In July there was a slight increase to nine, whereas last year in July there were 55.

The drop off is concerning for the department.

The City has relied on the program since 2005 to reduce the homeless population and has set goals to place in permanent supportive housing about as many as they place on buses. Both outcomes are counted as reported “exits” from homelessness.

“Homeward Bound offers the most exits from homelessness of any program in our system of care, last year, the year before and pretty much every year, so this coming down to two a month is heartbreaking,” Abigail Stewart-Kahn, interim director for the Department of Homelessness and Supportive Housing, told the Local Homeless Coordinating Board earlier this month.

“It’s understandable and it’s heartbreaking,” she said.

The drop off is attributable to a number of factors.

Greyhound bus routes have decreased due to the pandemic, city officials said, and social service offices have closed due to coronavirus, forcing the program to go online only.

Emily Cohen, a spokesperson for the department, told the San Francisco Examiner in May that while the program never stopped accepting referrals, the demand for the program was “significantly reduced.”

“We have seen less interest in the program, fewer travel options are available and fewer families are willing/able to receive people during the shelter in place orders/ public health crisis,” Cohen wrote in an email in May.

Jennifer Friedenbach , executive director for the Coalition on Homelessness, told the Examiner that “the program has limited value as most unhoused San Franciscans became homeless as housed SF residents.”

“However, I’m not surprised usage has decreased given that no one seems to be able to figure out how to access the program during COVID — office is closed and phone isn’t answered,” she said.

But The City hopes participation will increase with the reopening of the in-person office at 1235 Mission St., Deborah Bouck, a spokesperson for the department told the Examiner last week.

Bouck said the offices are scheduled to open in early October with a staff of seven. Office hours are Monday through Friday 8:30 am to 4 pm.

“The office will adhere to City guidelines while providing socially distant assistance for people without a phone or internet service, who cannot access the online form,” she said. “Health checks will be conducted with anyone entering the building.”

Greyhound requires all riders to wear face coverings, according to its website.

The fiscal year that ended June 30 saw just 394 homeless sent out of San Francisco though Homeward Bound, according to the data.

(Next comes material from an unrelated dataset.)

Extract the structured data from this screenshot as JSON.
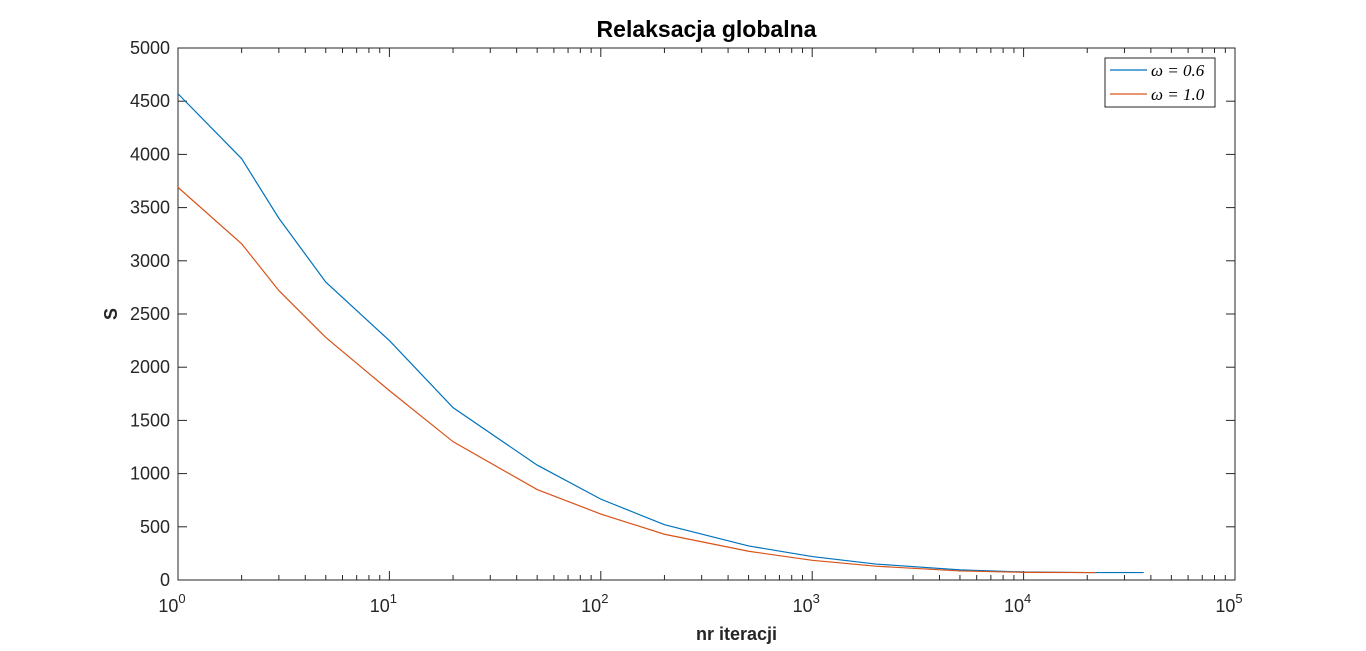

Meanwhile, 989 were placed in permanent supportive housing.

In fiscal year 2019, there were 562 who were bused out of The City and 1,006 placed in supportive housing.

But the program has experienced an overall decrease in recent years.

In fiscal year 2018, there were 741 homeless who took a Greyhound ticket through the program and rode away, while 1,157 were placed in supportive housing, according to the data.

The program pays for the bus tickets after checking to see if they have friends or family they can move in with upon arrival at their destination. The program has had its critics, who argue it is not solving homelessness but rather moving it around. There is also a lack of data on whether participants remain housed with their family and friends after they arrive to live with them.

The department declined to provide information about the destinations of the 15 who used the program between April and July, citing privacy concerns.

“Homeward Bound conducts follow-up outreach with calls to ensure that people arrive and that their housing is established,” Bouck said. “Homeward Bound plays a critical role in fulfilling the department’s mission to make homelessness rare, brief and one-time.”